AmeriCorps VISTAs Reflect on their Service through “V is For ____”

AmeriCorps VISTAs and alums reflect on their service through the “V is For _” Campaign.

V is for ideas + action = making visions happen.

V is for ideas + action = making visions happen.

“V is For__” is a Campaign on Flickr that allows AmeriCorps VISTAs and alumni to post a photo of themselves, ostensibly holding up the V sign with their fingers, and saying something meaningful. Since several of us involved with Idealist.org are also AmeriCorps VISTA Alumnae, we thought we’d contribute!

Our Grad School Blog Project Blogger Eileen Gallagher served as an AmeriCorps VISTA and then VISTA Leader before heading to grad school at Brandeis’s Heller School. As a VISTA, she served at the Center for Experiential Learning at Allegheny College, her alma mater. She worked with students to plan service events, ran a tutoring program in local elementary schools and functioned as part of the college’s student affairs staff.

As a Leader, Eileen helped run the program and learned a lot about management.
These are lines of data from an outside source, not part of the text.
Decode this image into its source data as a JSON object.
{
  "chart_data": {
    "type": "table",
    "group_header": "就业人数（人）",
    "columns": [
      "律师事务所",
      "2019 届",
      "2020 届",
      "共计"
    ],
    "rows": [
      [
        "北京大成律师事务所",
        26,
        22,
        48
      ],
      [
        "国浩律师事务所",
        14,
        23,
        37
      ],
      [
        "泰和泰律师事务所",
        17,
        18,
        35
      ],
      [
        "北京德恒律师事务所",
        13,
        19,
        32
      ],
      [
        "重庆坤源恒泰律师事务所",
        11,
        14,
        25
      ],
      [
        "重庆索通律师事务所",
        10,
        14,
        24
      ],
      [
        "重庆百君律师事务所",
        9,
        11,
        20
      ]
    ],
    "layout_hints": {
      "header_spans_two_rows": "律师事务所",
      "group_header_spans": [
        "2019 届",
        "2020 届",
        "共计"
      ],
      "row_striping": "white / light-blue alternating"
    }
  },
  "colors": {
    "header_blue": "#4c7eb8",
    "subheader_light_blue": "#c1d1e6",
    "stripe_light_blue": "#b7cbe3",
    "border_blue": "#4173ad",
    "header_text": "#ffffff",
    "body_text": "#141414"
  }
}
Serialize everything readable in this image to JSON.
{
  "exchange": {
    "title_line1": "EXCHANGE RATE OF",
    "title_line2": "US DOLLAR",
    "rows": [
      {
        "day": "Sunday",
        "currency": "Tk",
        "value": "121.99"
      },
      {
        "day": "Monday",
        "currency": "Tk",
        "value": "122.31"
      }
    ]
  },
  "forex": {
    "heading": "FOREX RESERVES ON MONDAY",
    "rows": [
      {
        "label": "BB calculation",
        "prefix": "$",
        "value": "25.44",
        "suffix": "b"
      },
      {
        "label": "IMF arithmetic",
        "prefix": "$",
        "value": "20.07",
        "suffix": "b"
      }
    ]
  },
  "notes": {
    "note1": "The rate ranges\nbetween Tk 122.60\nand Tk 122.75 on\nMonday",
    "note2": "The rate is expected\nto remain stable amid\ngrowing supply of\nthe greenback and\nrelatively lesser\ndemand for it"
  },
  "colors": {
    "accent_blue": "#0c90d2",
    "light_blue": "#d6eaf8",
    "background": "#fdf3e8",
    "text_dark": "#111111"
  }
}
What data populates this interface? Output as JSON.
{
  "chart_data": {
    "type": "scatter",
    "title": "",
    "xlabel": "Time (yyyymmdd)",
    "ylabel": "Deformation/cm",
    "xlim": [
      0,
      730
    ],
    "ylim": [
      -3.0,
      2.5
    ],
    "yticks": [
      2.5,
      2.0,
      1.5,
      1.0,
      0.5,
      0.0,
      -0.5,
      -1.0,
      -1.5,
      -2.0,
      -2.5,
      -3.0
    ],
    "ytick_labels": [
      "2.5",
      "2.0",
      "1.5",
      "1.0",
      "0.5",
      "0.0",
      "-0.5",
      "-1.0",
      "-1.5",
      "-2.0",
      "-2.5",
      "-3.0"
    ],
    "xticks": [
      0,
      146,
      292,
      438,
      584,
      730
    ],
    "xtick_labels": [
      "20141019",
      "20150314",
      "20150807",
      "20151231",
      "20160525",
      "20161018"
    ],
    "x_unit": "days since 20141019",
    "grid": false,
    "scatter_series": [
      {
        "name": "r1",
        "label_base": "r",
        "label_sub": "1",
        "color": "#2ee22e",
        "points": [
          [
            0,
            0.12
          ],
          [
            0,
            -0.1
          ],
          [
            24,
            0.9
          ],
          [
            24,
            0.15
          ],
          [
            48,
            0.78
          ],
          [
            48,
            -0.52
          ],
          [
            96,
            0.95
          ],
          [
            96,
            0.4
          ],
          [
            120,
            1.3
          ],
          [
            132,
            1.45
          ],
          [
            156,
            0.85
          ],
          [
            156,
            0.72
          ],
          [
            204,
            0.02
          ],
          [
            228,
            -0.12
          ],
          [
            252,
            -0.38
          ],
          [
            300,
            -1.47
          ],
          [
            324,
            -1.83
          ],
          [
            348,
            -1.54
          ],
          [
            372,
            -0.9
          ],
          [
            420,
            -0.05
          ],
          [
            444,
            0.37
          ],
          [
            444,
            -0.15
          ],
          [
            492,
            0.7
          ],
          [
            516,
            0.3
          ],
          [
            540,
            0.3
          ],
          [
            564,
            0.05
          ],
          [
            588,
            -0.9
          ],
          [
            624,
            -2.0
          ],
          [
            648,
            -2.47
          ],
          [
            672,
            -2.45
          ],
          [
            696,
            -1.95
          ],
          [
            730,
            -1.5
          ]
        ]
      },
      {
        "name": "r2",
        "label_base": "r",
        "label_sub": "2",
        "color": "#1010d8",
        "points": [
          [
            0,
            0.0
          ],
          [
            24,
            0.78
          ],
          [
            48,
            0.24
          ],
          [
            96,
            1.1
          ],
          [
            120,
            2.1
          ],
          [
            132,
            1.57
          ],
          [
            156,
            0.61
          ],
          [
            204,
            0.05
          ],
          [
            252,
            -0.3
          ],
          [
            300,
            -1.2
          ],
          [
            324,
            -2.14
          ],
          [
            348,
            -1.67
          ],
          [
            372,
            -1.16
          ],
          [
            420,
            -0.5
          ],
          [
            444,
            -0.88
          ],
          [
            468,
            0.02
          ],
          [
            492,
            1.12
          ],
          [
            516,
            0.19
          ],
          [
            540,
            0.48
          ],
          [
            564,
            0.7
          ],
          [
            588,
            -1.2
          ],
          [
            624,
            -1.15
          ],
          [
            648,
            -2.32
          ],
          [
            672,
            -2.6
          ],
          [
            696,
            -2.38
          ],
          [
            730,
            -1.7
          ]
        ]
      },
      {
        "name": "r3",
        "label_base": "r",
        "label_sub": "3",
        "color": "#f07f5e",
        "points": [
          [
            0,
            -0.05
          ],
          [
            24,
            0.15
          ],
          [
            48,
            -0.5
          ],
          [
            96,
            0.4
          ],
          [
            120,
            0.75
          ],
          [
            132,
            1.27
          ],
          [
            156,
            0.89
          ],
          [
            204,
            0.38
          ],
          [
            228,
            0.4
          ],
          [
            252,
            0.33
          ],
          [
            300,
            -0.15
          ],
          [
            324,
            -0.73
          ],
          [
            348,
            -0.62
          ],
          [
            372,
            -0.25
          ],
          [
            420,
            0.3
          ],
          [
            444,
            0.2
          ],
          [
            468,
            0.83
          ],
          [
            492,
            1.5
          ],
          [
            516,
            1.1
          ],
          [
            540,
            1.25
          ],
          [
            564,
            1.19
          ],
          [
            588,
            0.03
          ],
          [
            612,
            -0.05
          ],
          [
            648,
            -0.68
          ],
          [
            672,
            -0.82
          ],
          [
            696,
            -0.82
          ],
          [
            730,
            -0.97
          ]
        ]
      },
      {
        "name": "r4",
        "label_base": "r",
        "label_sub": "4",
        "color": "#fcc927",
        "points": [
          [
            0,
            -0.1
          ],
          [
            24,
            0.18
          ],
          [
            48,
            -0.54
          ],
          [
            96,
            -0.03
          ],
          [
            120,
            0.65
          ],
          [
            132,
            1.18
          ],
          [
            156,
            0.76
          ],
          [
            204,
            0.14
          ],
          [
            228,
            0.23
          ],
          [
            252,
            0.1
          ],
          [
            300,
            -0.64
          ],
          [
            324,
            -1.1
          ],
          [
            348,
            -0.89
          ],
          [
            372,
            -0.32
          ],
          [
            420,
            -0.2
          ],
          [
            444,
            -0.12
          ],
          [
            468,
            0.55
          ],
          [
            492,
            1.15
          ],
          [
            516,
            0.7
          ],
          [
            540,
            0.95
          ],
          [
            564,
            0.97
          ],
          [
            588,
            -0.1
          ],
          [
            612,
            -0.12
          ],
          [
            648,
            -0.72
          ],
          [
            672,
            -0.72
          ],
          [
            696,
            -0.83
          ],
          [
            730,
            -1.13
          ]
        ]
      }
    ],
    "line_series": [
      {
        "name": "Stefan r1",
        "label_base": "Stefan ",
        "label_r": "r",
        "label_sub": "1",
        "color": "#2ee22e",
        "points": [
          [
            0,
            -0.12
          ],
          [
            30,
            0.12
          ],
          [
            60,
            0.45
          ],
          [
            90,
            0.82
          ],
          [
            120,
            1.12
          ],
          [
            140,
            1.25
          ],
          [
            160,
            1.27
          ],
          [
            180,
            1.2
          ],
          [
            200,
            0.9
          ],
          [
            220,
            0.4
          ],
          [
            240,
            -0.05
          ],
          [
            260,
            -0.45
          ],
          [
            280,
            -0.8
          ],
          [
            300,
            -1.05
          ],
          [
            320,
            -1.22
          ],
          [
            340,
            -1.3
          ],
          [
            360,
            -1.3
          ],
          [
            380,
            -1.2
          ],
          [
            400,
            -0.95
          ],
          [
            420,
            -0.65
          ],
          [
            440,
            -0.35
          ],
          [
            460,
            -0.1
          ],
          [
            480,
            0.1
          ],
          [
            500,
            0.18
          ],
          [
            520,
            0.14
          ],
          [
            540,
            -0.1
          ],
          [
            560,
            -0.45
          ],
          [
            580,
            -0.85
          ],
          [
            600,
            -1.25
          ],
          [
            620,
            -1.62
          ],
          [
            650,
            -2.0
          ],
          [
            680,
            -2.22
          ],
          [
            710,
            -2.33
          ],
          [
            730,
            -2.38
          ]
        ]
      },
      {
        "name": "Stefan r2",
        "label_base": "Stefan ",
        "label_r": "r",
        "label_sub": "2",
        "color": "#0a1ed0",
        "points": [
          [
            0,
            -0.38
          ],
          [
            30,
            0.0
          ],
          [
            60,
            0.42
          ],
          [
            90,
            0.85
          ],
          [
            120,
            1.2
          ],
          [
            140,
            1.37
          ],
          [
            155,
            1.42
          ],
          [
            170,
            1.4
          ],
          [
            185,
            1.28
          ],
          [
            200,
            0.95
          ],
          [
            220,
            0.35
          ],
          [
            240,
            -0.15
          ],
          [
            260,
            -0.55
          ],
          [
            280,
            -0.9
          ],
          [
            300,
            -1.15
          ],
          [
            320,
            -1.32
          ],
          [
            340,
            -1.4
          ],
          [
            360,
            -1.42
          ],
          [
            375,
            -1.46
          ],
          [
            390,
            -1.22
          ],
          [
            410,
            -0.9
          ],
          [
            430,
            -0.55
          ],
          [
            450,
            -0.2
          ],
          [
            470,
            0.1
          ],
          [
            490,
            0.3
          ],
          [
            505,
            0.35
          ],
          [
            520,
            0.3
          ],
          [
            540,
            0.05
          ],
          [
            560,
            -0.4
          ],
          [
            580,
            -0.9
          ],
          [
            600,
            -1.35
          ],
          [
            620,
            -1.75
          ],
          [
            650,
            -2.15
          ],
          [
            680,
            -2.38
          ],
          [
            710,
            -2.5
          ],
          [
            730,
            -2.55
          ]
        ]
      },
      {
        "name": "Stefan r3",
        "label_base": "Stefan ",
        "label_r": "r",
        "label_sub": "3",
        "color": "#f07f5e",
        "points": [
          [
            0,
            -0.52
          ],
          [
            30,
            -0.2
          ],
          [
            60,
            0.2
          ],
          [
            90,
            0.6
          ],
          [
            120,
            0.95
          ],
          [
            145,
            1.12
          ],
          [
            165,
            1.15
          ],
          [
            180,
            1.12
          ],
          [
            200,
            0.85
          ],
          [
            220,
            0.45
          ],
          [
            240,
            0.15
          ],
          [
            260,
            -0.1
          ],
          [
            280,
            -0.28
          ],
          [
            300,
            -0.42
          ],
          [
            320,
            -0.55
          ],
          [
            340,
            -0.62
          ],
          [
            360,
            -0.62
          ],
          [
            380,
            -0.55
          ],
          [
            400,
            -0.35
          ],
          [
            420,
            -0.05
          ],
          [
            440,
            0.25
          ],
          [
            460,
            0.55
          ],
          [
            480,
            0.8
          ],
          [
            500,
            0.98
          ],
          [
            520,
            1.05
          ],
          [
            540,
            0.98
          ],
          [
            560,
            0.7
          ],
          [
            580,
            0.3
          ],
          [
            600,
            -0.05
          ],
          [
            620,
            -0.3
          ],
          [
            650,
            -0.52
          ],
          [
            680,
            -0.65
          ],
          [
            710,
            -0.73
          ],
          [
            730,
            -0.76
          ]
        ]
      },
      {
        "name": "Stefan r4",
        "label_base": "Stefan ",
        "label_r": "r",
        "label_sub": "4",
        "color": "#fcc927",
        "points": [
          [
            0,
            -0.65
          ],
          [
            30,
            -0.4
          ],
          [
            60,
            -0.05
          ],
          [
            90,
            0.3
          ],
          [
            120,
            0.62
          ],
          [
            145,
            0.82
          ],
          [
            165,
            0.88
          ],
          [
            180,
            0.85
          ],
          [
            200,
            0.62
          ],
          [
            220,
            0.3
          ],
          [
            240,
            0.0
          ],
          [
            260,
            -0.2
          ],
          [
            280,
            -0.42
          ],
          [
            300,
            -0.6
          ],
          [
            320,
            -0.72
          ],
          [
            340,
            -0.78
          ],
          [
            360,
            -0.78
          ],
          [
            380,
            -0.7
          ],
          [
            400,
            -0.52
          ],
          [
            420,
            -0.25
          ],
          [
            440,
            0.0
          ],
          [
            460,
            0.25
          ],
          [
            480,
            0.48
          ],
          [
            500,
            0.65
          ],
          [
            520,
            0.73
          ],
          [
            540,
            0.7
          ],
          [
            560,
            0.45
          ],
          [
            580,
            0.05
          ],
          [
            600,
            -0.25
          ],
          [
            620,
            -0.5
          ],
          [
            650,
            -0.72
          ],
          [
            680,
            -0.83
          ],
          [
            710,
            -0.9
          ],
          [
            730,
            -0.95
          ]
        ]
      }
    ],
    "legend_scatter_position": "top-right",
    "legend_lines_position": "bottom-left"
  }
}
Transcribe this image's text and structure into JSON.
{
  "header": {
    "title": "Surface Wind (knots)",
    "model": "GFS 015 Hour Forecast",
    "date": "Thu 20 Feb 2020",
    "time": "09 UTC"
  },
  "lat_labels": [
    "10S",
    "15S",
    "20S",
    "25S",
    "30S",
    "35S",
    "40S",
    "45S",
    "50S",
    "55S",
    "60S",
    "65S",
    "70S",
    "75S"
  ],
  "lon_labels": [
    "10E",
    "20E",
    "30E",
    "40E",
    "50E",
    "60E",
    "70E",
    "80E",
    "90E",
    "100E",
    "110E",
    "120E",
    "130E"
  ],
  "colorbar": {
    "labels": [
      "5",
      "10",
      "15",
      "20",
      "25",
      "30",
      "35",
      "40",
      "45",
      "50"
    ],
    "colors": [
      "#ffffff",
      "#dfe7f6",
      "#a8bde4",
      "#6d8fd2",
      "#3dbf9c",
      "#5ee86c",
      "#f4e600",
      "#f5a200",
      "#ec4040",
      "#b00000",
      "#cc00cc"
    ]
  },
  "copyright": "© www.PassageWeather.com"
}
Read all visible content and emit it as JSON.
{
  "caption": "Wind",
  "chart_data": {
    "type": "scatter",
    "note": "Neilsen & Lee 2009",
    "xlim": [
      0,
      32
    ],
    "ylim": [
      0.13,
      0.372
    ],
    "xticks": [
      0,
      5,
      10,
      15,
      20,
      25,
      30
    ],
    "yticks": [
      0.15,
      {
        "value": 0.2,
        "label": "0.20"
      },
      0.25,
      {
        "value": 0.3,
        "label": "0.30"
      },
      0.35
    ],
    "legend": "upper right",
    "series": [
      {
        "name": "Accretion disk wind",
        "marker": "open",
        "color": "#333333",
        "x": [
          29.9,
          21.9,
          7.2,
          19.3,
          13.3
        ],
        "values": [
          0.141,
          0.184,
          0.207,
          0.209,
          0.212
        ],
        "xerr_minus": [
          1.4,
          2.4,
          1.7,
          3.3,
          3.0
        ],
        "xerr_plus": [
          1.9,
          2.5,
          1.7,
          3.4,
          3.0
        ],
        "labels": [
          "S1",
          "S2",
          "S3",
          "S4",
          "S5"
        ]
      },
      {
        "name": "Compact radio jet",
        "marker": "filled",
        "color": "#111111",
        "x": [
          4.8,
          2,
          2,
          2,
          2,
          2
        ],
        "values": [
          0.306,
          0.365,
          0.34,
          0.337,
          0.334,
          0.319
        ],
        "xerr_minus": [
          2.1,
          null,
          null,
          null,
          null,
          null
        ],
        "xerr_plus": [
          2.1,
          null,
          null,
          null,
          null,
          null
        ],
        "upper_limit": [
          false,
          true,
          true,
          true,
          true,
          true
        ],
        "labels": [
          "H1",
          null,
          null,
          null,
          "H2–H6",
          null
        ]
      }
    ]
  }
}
She knew that she loved the students, their idealism to create change, the community that she had built in small-town Meadville and the way that she saw people banding together to create change.  Her passion to study ways in which to bring all of those things together more effectively and to use the resources that a community has to create change led her to pursue a Masters in Business Administration at Brandeis’s Heller School.

V is for the voyage and the courage to dream.

V is for the voyage and the courage to dream.

My colleague Jung Fitzpatrick served two terms with AmeriCorps VISTA before joining the staff of Idealist.org. Jung says,

“I served my first term in a semi-rural community, advocating on behalf of young children and their families for affordable and accessible health care [2004-2005, FIRST 5 Mendocino, Ukiah, CA]. My second year I promoted small business development in the Pacific Northwest as a means for self-sufficiency in Native American communities [2005-2006, ONABEN, Portland, OR]. Being a VISTA gave me the opportunity to grow personally, professionally, profoundly. Go VISTAs!”

V is for meeting funny people who are also effective

V is for meeting funny people who are also effective

I served as an AmeriCorps VISTA Leader for the Clara Barton AmeriCorps*VISTA program, here in Portland at the Oregon Trail Chapter of the American Red Cross. I helped run a program of 18 VISTAs who served across the state on a wide range of issue areas related to bringing communities out of poverty.

Being a VISTA Leader was the Best. Job. Ever. (though it wasn’t a job job). I got to meet new people all the time, write, lead projects and workshops, and cajole my teammates into trying new things. You can become a VISTA Leader after a term of AmeriCorps*VISTA or else a term of Peace Corps service. The experiences I had and training I received as a VISTA Leader really made it possible for me to take on my current roles at Idealist.

Read more about the national service program AmeriCorps VISTA. Find out more about the “V is For__” Campaign on the VISTA Campus (free guest login required).

7 thoughts on “AmeriCorps VISTAs Reflect on their Service through “V is For ____”

  1. What Jung doesn’t mention is that she is a remarkable woman and helped Mendocino County children enormously. In fact, Jung was instrumental in lauching Healthy Kids Mendocino–universal health insurance for children ages 0-19. Quite an accomplishment for a smallish county without many local philanthropies. See http://www.healthykidsmendocino.org.
    Thanks Jung!

  2. Amy – Love your V is for ___ statements & pics! I agree that being a VISTA Leader was the best job ever 🙂 Go VISTA!

  3. Thanks, Anne! We agree!

  4. Thank you, Eileen! I’d love to post yours here as well!

  5. I am a VIsta and I am Volunteering with Red Cross. Can Vista’s teach classes? I want to teach disaster preparedness to communities. I live in Florida. Our Supervisor says we can’t do work-shops or teach a class because it is direct service.
    my e-amail is hkckathy@yahoo.com
    Can anyone help me?
    Thanks

  6. Hi Kathy, I can invite comments from people who know for sure, but it’s my understanding that you are limited with the number of hours per week (or total service time percentage) you can offer direct service in your community. So my sense is if you would be teaching more than a couple hours a week, that’s probably not allowable. If you’re planning to teach classes in the evenings, after your regular service day, you should be able to consider it as a separate volunteer gig. If your supervisor says no, though, and teaching classes isn’t in your work plan, it might be really hard to get permission to move forward with that noble idea! Thanks so much for your service and I’ll ask others to chime in.